FPGA-Accelerated SpeckleNN with SNL for Real-time X-ray Single-Particle Imaging
Abhilasha Dave, Cong Wang, James Russell, Ryan Herbst, Jana Thayer
TL;DR
This work demonstrates a practical FPGA-accelerated implementation of SpeckleNN for real-time speckle pattern classification in X-ray SPI at XFEL facilities. By aggressively pruning the model from 5.6 million to 64.6K parameters and shrinking the latent space to 50 dimensions, the approach preserves 90% accuracy while enabling near-edge deployment on a KCU1500 FPGA. The deployment leverages SLAC's SNL with dynamic weight loading to avoid FPGA re-synthesis, achieving ~45 µs latency and ~9.4 W power per inference, and yielding an 8.9x speedup and 7.8x power savings over an NVIDIA A100 GPU. Layer-wise SNL-Csim vs PyTorch comparisons show strong cross-framework consistency, supporting reliable hardware deployment with minimal numerical drift.

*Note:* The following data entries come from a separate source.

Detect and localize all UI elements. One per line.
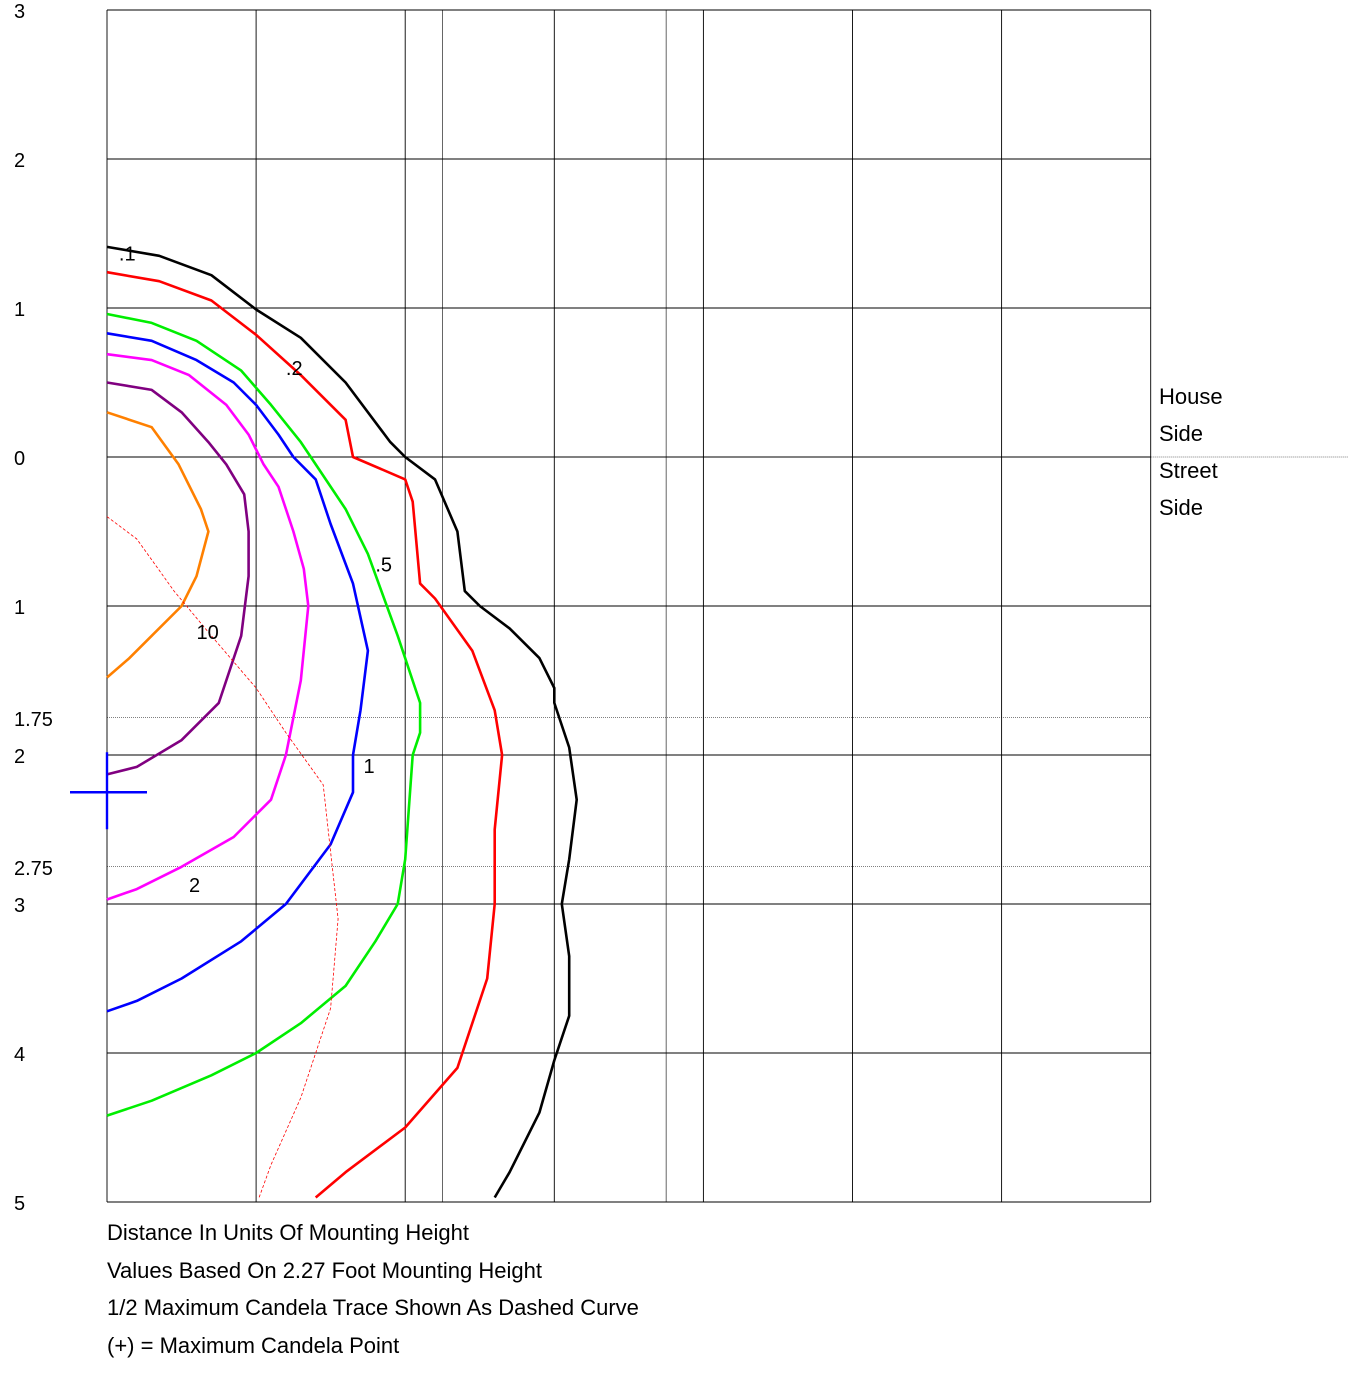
y-tick-label: 5: [14, 1193, 25, 1210]
contour-value-label: 1: [363, 756, 374, 778]
contour-value-label: .2: [286, 358, 303, 380]
y-tick-label: 2.75: [14, 858, 53, 880]
note-half-max-trace: 1/2 Maximum Candela Trace Shown As Dashe…: [107, 1295, 639, 1320]
contour-value-label: 10: [196, 622, 218, 644]
house-side-label: House Side: [1159, 384, 1223, 446]
isofootcandle-curve: [106, 245, 579, 1199]
isofootcandle-curve: [106, 332, 370, 1013]
note-mounting-height: Values Based On 2.27 Foot Mounting Heigh…: [107, 1257, 542, 1283]
isofootcandle-curve: [106, 312, 422, 1117]
y-tick-label: 1: [14, 597, 25, 619]
y-tick-label: 4: [14, 1044, 25, 1066]
y-tick-label: 3: [14, 1, 25, 23]
y-tick-label: 3: [14, 895, 25, 917]
note-distance-units: Distance In Units Of Mounting Height: [107, 1220, 469, 1245]
contour-value-label: .1: [119, 243, 136, 265]
y-tick-label: 0: [14, 448, 25, 470]
street-side-label: Street Side: [1159, 458, 1218, 520]
isofootcandle-curve: [106, 352, 310, 901]
y-tick-label: 2: [14, 150, 25, 172]
y-tick-label: 2: [14, 746, 25, 768]
isofootcandle-chart: 0122.2533.754567321011.7522.75345.1.2.51…: [14, 1, 1348, 1210]
isofootcandle-curve: [106, 411, 210, 679]
contour-value-label: .5: [375, 555, 392, 577]
contour-value-label: 2: [189, 875, 200, 897]
y-tick-label: 1: [14, 299, 25, 321]
chart-notes: Distance In Units Of Mounting Height Val…: [107, 1214, 639, 1364]
note-max-candela-point: (+) = Maximum Candela Point: [107, 1332, 400, 1358]
y-tick-label: 1.75: [14, 709, 53, 731]
isofootcandle-curve: [106, 381, 250, 776]
isofootcandle-curve: [106, 270, 504, 1199]
half-max-candela-trace: [106, 516, 339, 1198]
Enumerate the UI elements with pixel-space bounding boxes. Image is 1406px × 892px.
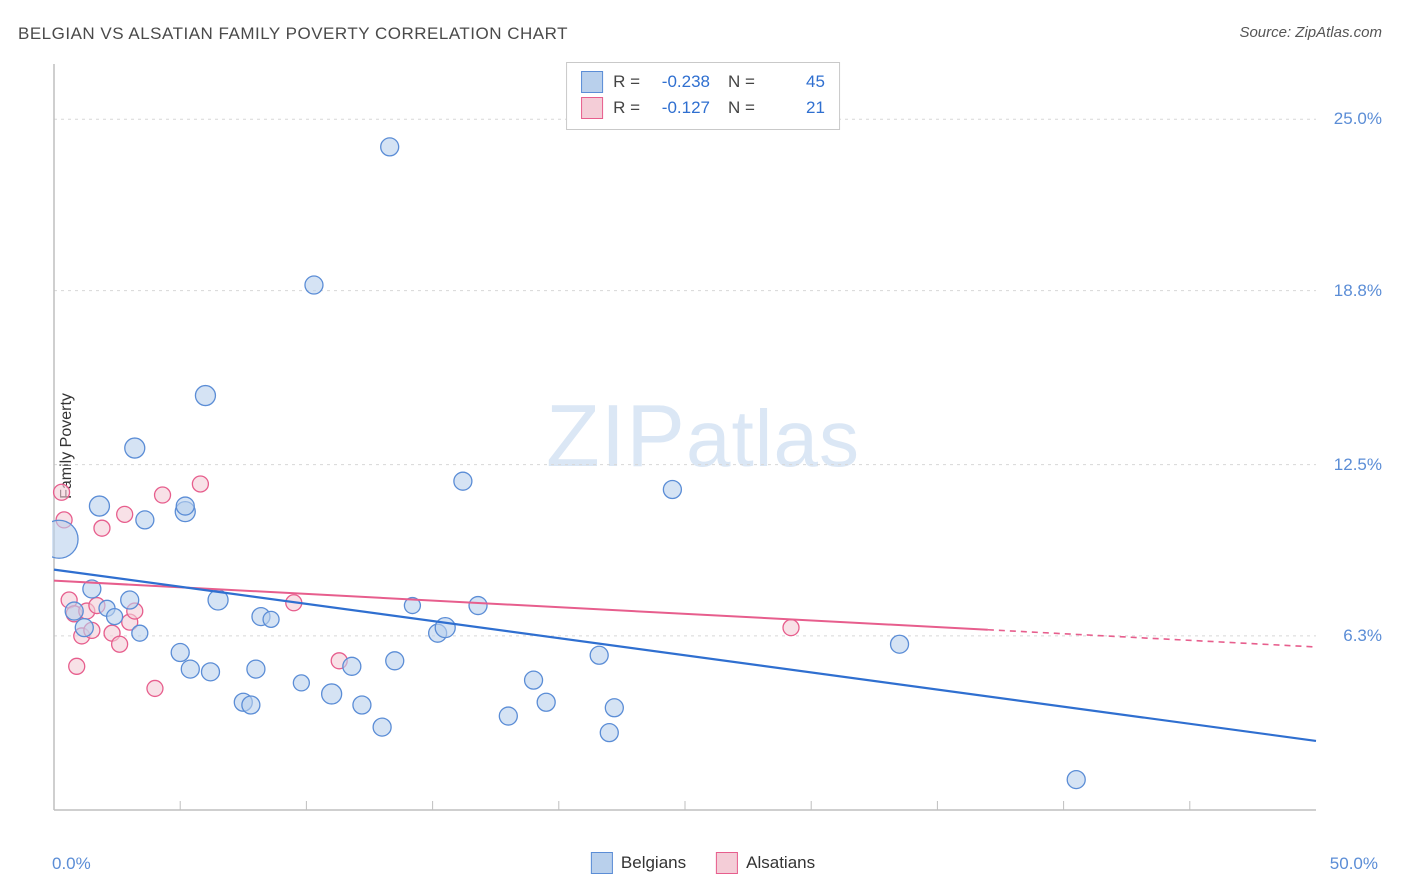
legend-label-alsatians: Alsatians	[746, 853, 815, 873]
r-value-belgians: -0.238	[650, 72, 710, 92]
y-tick-label: 18.8%	[1334, 281, 1382, 301]
legend-item-belgians: Belgians	[591, 852, 686, 874]
n-value-belgians: 45	[765, 72, 825, 92]
swatch-belgians-icon	[581, 71, 603, 93]
plot-svg	[52, 58, 1372, 828]
bottom-legend: Belgians Alsatians	[591, 852, 815, 874]
swatch-alsatians-icon	[581, 97, 603, 119]
stats-legend-box: R =-0.238 N =45 R =-0.127 N =21	[566, 62, 840, 130]
scatter-plot	[52, 58, 1372, 828]
x-axis-min-label: 0.0%	[52, 854, 91, 874]
legend-label-belgians: Belgians	[621, 853, 686, 873]
y-tick-label: 25.0%	[1334, 109, 1382, 129]
r-value-alsatians: -0.127	[650, 98, 710, 118]
source-attribution: Source: ZipAtlas.com	[1239, 24, 1382, 41]
x-axis-max-label: 50.0%	[1330, 854, 1378, 874]
legend-swatch-alsatians-icon	[716, 852, 738, 874]
legend-swatch-belgians-icon	[591, 852, 613, 874]
stats-row-alsatians: R =-0.127 N =21	[581, 95, 825, 121]
legend-item-alsatians: Alsatians	[716, 852, 815, 874]
n-value-alsatians: 21	[765, 98, 825, 118]
chart-title: BELGIAN VS ALSATIAN FAMILY POVERTY CORRE…	[18, 24, 568, 44]
y-tick-label: 12.5%	[1334, 455, 1382, 475]
y-tick-label: 6.3%	[1343, 626, 1382, 646]
stats-row-belgians: R =-0.238 N =45	[581, 69, 825, 95]
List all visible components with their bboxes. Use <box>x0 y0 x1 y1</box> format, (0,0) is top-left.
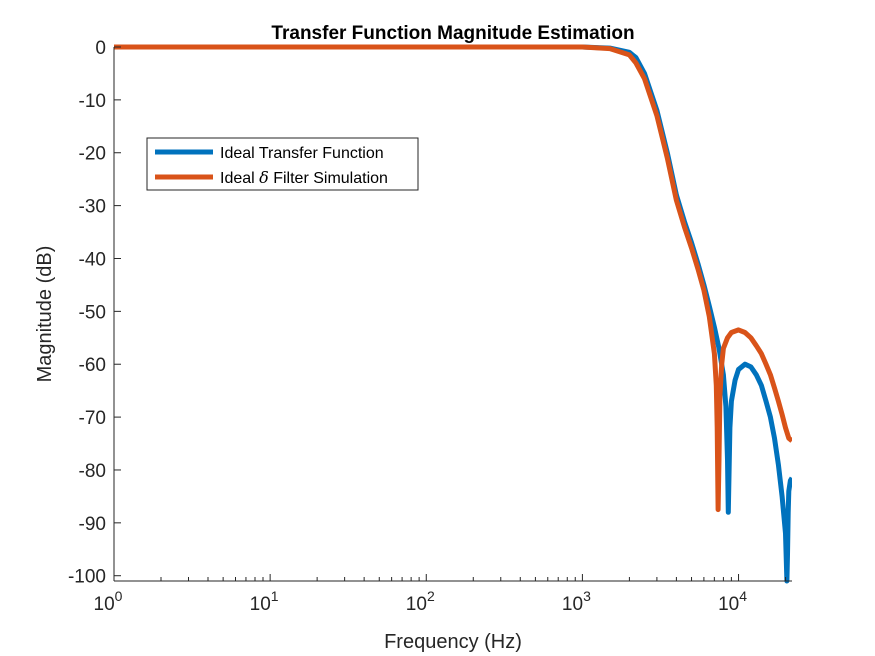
x-tick-base: 10 <box>94 594 115 615</box>
series-line-ideal-transfer-function <box>114 44 792 584</box>
y-tick-label: -20 <box>79 144 106 165</box>
y-tick-label: 0 <box>95 38 106 59</box>
x-tick-base: 10 <box>250 594 271 615</box>
y-tick-label: -60 <box>79 355 106 376</box>
x-axis-label: Frequency (Hz) <box>384 631 522 653</box>
y-tick-label: -10 <box>79 91 106 112</box>
y-axis-label: Magnitude (dB) <box>34 246 56 383</box>
delta-symbol: δ <box>259 168 269 187</box>
y-tick-label: -100 <box>68 567 106 588</box>
y-tick-label: -80 <box>79 461 106 482</box>
x-tick-exponent: 3 <box>583 588 591 604</box>
x-tick-base: 10 <box>406 594 427 615</box>
legend-label-part: Filter Simulation <box>269 170 388 187</box>
x-tick-base: 10 <box>562 594 583 615</box>
y-tick-label: -30 <box>79 197 106 218</box>
x-tick-exponent: 4 <box>739 588 747 604</box>
y-axis-ticks: 0 -10 -20 -30 -40 -50 -60 -70 -80 -90 -100 <box>68 38 121 588</box>
y-tick-label: -90 <box>79 514 106 535</box>
chart-title: Transfer Function Magnitude Estimation <box>271 23 634 44</box>
y-tick-label: -70 <box>79 408 106 429</box>
x-tick-label: 104 <box>718 588 747 615</box>
legend-label-part: Ideal <box>220 170 259 187</box>
x-tick-exponent: 0 <box>115 588 123 604</box>
x-tick-label: 103 <box>562 588 591 615</box>
x-axis-ticks: 100 101 102 103 104 <box>94 574 787 615</box>
series-layer <box>114 44 792 584</box>
x-tick-label: 101 <box>250 588 279 615</box>
legend: Ideal Transfer Function Ideal δ Filter S… <box>146 137 419 191</box>
x-tick-base: 10 <box>718 594 739 615</box>
y-tick-label: -40 <box>79 249 106 270</box>
x-tick-label: 100 <box>94 588 123 615</box>
legend-box <box>146 137 419 191</box>
legend-label-ideal-delta-filter-simulation: Ideal δ Filter Simulation <box>220 168 388 187</box>
x-tick-label: 102 <box>406 588 435 615</box>
x-tick-exponent: 2 <box>427 588 435 604</box>
legend-label-ideal-transfer-function: Ideal Transfer Function <box>220 145 384 162</box>
plot-area <box>114 47 792 581</box>
x-tick-exponent: 1 <box>271 588 279 604</box>
y-tick-label: -50 <box>79 302 106 323</box>
series-line-ideal-delta-filter-simulation <box>114 44 792 513</box>
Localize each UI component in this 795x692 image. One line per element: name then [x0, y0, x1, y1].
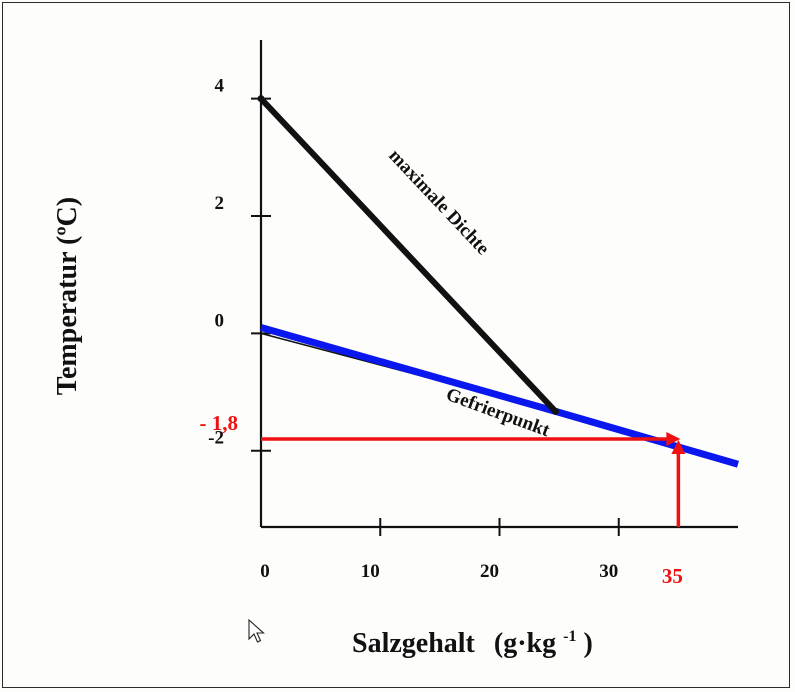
x-tick-label: 20 [480, 561, 499, 582]
y-tick-label: -2 [208, 428, 224, 449]
x-tick-label: 10 [361, 561, 380, 582]
x-tick-label: 30 [599, 561, 618, 582]
x-axis-unit-exponent: -1 [563, 628, 576, 645]
y-tick-label: 4 [215, 76, 225, 97]
arrowhead-right-icon [666, 431, 681, 446]
y-tick-label: 0 [215, 310, 225, 331]
y-axis-title: Temperatur (ºC) [52, 197, 83, 395]
x-axis-unit-close: ) [583, 628, 592, 659]
x-axis-unit: (g·kg [494, 628, 556, 659]
highlight-y-label: - 1,8 [200, 411, 239, 435]
x-tick-label: 0 [260, 561, 270, 582]
data-point [552, 407, 560, 415]
mouse-cursor-icon [248, 619, 265, 643]
x-axis-title: Salzgehalt (g·kg -1 ) [352, 617, 593, 659]
y-tick-label: 2 [215, 193, 225, 214]
highlight-x-label: 35 [662, 564, 683, 588]
series-label-max-density: maximale Dichte [384, 145, 493, 259]
arrowhead-up-icon [671, 439, 686, 454]
axes [259, 40, 738, 529]
data-point [257, 95, 265, 103]
series-line-max-density [258, 96, 558, 414]
ticks: 420-20 10 20 30 [208, 76, 620, 582]
x-axis-title-name: Salzgehalt [352, 628, 476, 659]
highlight-layer: 35 - 1,8 [200, 411, 686, 588]
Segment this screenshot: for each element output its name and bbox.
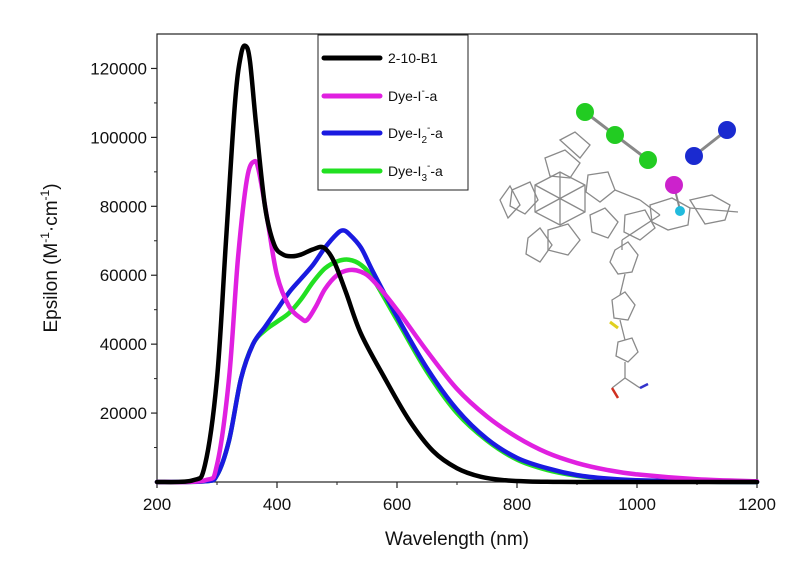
legend-label-2-10-b1: 2-10-B1 — [388, 50, 438, 66]
molecule-inset — [499, 103, 739, 399]
x-tick-label: 400 — [263, 495, 291, 514]
y-tick-label: 80000 — [100, 197, 147, 216]
porphyrin-left — [499, 131, 661, 263]
y-tick-label: 100000 — [90, 128, 147, 147]
y-tick-label: 20000 — [100, 404, 147, 423]
iodine-dimer-atoms — [685, 121, 736, 165]
y-tick-label: 120000 — [90, 59, 147, 78]
nitrile-bond — [639, 382, 649, 390]
series-line-dye-i3-a — [154, 257, 760, 485]
legend-label-dye-i-a: Dye-I--a — [388, 86, 437, 104]
legend-label-dye-i3-a: Dye-I3--a — [388, 161, 443, 184]
iodine-bound-atom — [665, 176, 683, 194]
y-axis-label: Epsilon (M-1·cm-1) — [38, 183, 62, 332]
series-layer — [154, 43, 760, 485]
x-tick-label: 1000 — [618, 495, 656, 514]
x-axis-label: Wavelength (nm) — [385, 529, 529, 550]
x-tick-label: 600 — [383, 495, 411, 514]
series-line-dye-i-a — [154, 158, 760, 485]
metal-center-atom — [675, 206, 685, 216]
x-tick-label: 800 — [503, 495, 531, 514]
y-tick-label: 40000 — [100, 335, 147, 354]
x-tick-label: 200 — [143, 495, 171, 514]
series-line-dye-i2-a — [154, 228, 760, 485]
legend-box — [317, 34, 469, 191]
porphyrin-right — [621, 194, 739, 241]
oxygen-bond — [610, 387, 620, 399]
x-tick-label: 1200 — [738, 495, 776, 514]
series-line-2-10-b1 — [154, 43, 760, 485]
legend-label-dye-i2-a: Dye-I2--a — [388, 123, 443, 146]
legend: 2-10-B1 Dye-I--a Dye-I2--a Dye-I3--a — [317, 34, 469, 191]
molecule-tail — [609, 240, 641, 389]
y-axis: 20000 40000 60000 80000 100000 120000 — [90, 59, 157, 449]
x-axis: 200 400 600 800 1000 1200 — [143, 482, 776, 514]
y-tick-label: 60000 — [100, 266, 147, 285]
iodine-chain-atoms — [576, 103, 657, 169]
sulfur-bond — [609, 320, 619, 330]
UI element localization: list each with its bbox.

Overall, the method enables real-time adaptive speckle classification and vetoing, accelerating SPI experiments and enhancing adaptability to evolving experimental conditions.
Abstract
We implement a specialized version of our SpeckleNN model for real-time speckle pattern classification in X-ray Single-Particle Imaging (SPI) using the SLAC Neural Network Library (SNL) on an FPGA. This hardware is optimized for inference near detectors in high-throughput X-ray free-electron laser (XFEL) facilities like the Linac Coherent Light Source (LCLS). To fit FPGA constraints, we optimized SpeckleNN, reducing parameters from 5.6M to 64.6K (98.8% reduction) with 90% accuracy. We also compressed the latent space from 128 to 50 dimensions. Deployed on a KCU1500 FPGA, the model used 71% of DSPs, 75% of LUTs, and 48% of FFs, with an average power consumption of 9.4W. The FPGA achieved 45.015us inference latency at 200 MHz. On an NVIDIA A100 GPU, the same inference consumed ~73W and had a 400us latency. Our FPGA version achieved an 8.9x speedup and 7.8x power reduction over the GPU. Key advancements include model specialization and dynamic weight loading through SNL, eliminating time-consuming FPGA re-synthesis for fast, continuous deployment of (re)trained models. These innovations enable real-time adaptive classification and efficient speckle pattern vetoing, making SpeckleNN ideal for XFEL facilities. This implementation accelerates SPI experiments and enhances adaptability to evolving conditions.